Abstract

Shelf-edge deltas are the primary agents of sediment delivery to deeper-water slope and basin-plain depositional environments, and they represent significant targets for hydrocarbon exploration. Subsurface shelf-edge deltas from passive margins have been extensively studied with seismic-reflection data, and only recently have outcrop analogs been documented (e.g., smaller-scale shelf-and-slope systems in the Eocene Central Basin, Spitsbergen, and the Cretaceous Western Interior Seaway, North America). This study characterizes stratigraphic architecture and interprets depositional processes of outcropping deep-water upper-slope and deltaic strata of the Tres Pasos and Dorotea formations of the Late Cretaceous Magallanes foreland basin, southern Chile.
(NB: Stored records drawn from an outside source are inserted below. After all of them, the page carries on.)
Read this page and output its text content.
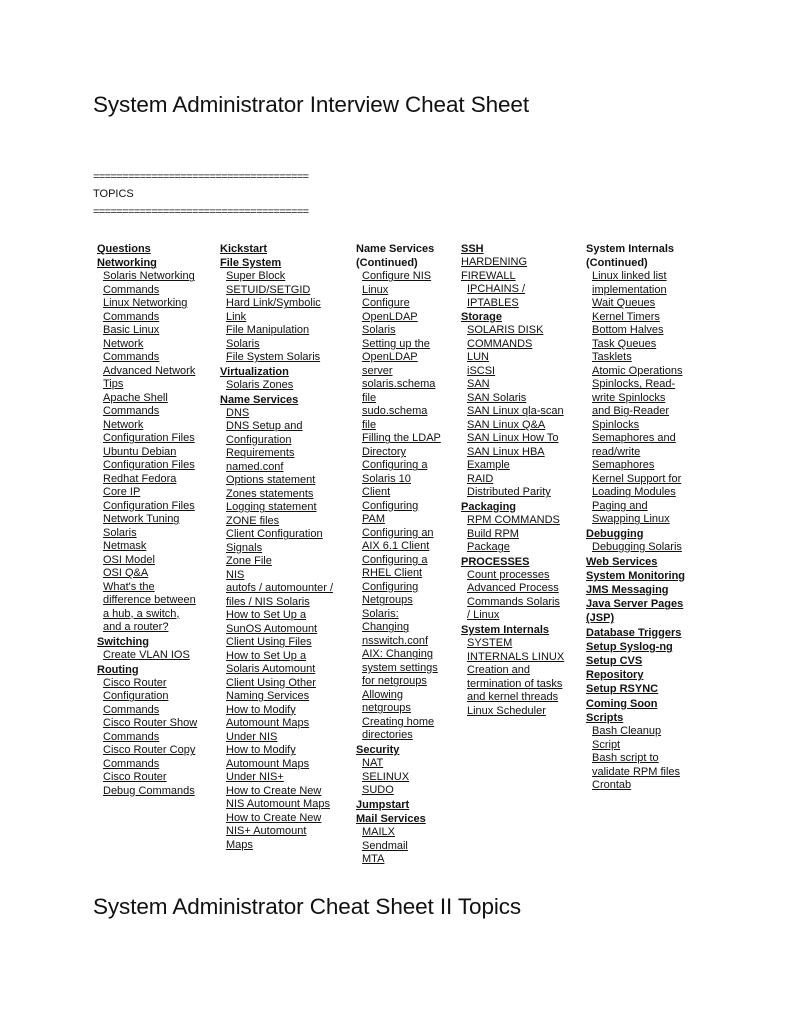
System Administrator Interview Cheat Sheet
=====================================
TOPICS
=====================================
Questions
Networking
Solaris Networking
Commands
Linux Networking
Commands
Basic Linux
Network
Commands
Advanced Network
Tips
Apache Shell
Commands
Network
Configuration Files
Ubuntu Debian
Configuration Files
Redhat Fedora
Core IP
Configuration Files
Network Tuning
Solaris
Netmask
OSI Model
OSI Q&A
What's the
difference between
a hub, a switch,
and a router?
Switching
Create VLAN IOS
Routing
Cisco Router
Configuration
Commands
Cisco Router Show
Commands
Cisco Router Copy
Commands
Cisco Router
Debug Commands
Kickstart
File System
Super Block
SETUID/SETGID
Hard Link/Symbolic
Link
File Manipulation
Solaris
File System Solaris
Virtualization
Solaris Zones
Name Services
DNS
DNS Setup and
Configuration
Requirements
named.conf
Options statement
Zones statements
Logging statement
ZONE files
Client Configuration
Signals
Zone File
NIS
autofs / automounter /
files / NIS Solaris
How to Set Up a
SunOS Automount
Client Using Files
How to Set Up a
Solaris Automount
Client Using Other
Naming Services
How to Modify
Automount Maps
Under NIS
How to Modify
Automount Maps
Under NIS+
How to Create New
NIS Automount Maps
How to Create New
NIS+ Automount
Maps
Name Services
(Continued)
Configure NIS
Linux
Configure
OpenLDAP
Solaris
Setting up the
OpenLDAP
server
solaris.schema
file
sudo.schema
file
Filling the LDAP
Directory
Configuring a
Solaris 10
Client
Configuring
PAM
Configuring an
AIX 6.1 Client
Configuring a
RHEL Client
Configuring
Netgroups
Solaris:
Changing
nsswitch.conf
AIX: Changing
system settings
for netgroups
Allowing
netgroups
Creating home
directories
Security
NAT
SELINUX
SUDO
Jumpstart
Mail Services
MAILX
Sendmail
MTA
SSH
HARDENING
FIREWALL
IPCHAINS /
IPTABLES
Storage
SOLARIS DISK
COMMANDS
LUN
iSCSI
SAN
SAN Solaris
SAN Linux qla-scan
SAN Linux Q&A
SAN Linux How To
SAN Linux HBA
Example
RAID
Distributed Parity
Packaging
RPM COMMANDS
Build RPM
Package
PROCESSES
Count processes
Advanced Process
Commands Solaris
/ Linux
System Internals
SYSTEM
INTERNALS LINUX
Creation and
termination of tasks
and kernel threads
Linux Scheduler
System Internals
(Continued)
Linux linked list
implementation
Wait Queues
Kernel Timers
Bottom Halves
Task Queues
Tasklets
Atomic Operations
Spinlocks, Read-
write Spinlocks
and Big-Reader
Spinlocks
Semaphores and
read/write
Semaphores
Kernel Support for
Loading Modules
Paging and
Swapping Linux
Debugging
Debugging Solaris
Web Services
System Monitoring
JMS Messaging
Java Server Pages
(JSP)
Database Triggers
Setup Syslog-ng
Setup CVS
Repository
Setup RSYNC
Coming Soon
Scripts
Bash Cleanup
Script
Bash script to
validate RPM files
Crontab
System Administrator Cheat Sheet II Topics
The Dorotea delta system at Cerro Escondido is the topset element of an unstable, continental-margin-scale clinoform. Topset-to-basin-floor relief was on the order of two kilometers as a result of inherited tectonic relief from a precursor extensional-basin phase combined with the effects of thrust loading and foreland flexure. The superbly exposed Cerro Escondido outcrop exhibits a depositional-strike perspective of ~ 300 m of shelf-edge delta deposits, including two generally upward-coarsening lithofacies successions (each succession up to ~ 200 m of measured thickness). Lithofacies successions are composed of upward-shoaling lithofacies associations, including prodelta turbidites overlain by thick wave-reworked delta-front, or shoreface, sandstones and subaqueous delta-plain distributary-channel and interdistributary deposits. Successions at Cerro Escondido are distinctively different from upward-shoaling deposits documented in other outcrop-based studies: they include thicker, coarser-grained delta-plain and delta-front strata and relatively coarse-grained prodelta turbidites in pockets of shelf-edge accommodation created as a result of mass wasting. Conditions inherent to the relatively unstable, continental-margin-scale, linked Dorotea shelf and Tres Pasos slope facilitated the development of successions at Cerro Escondido. Therefore, outcrops at Cerro Escondido provide unique insights into shelf-edge architecture and development, which can be applied to models of continental-margin evolution.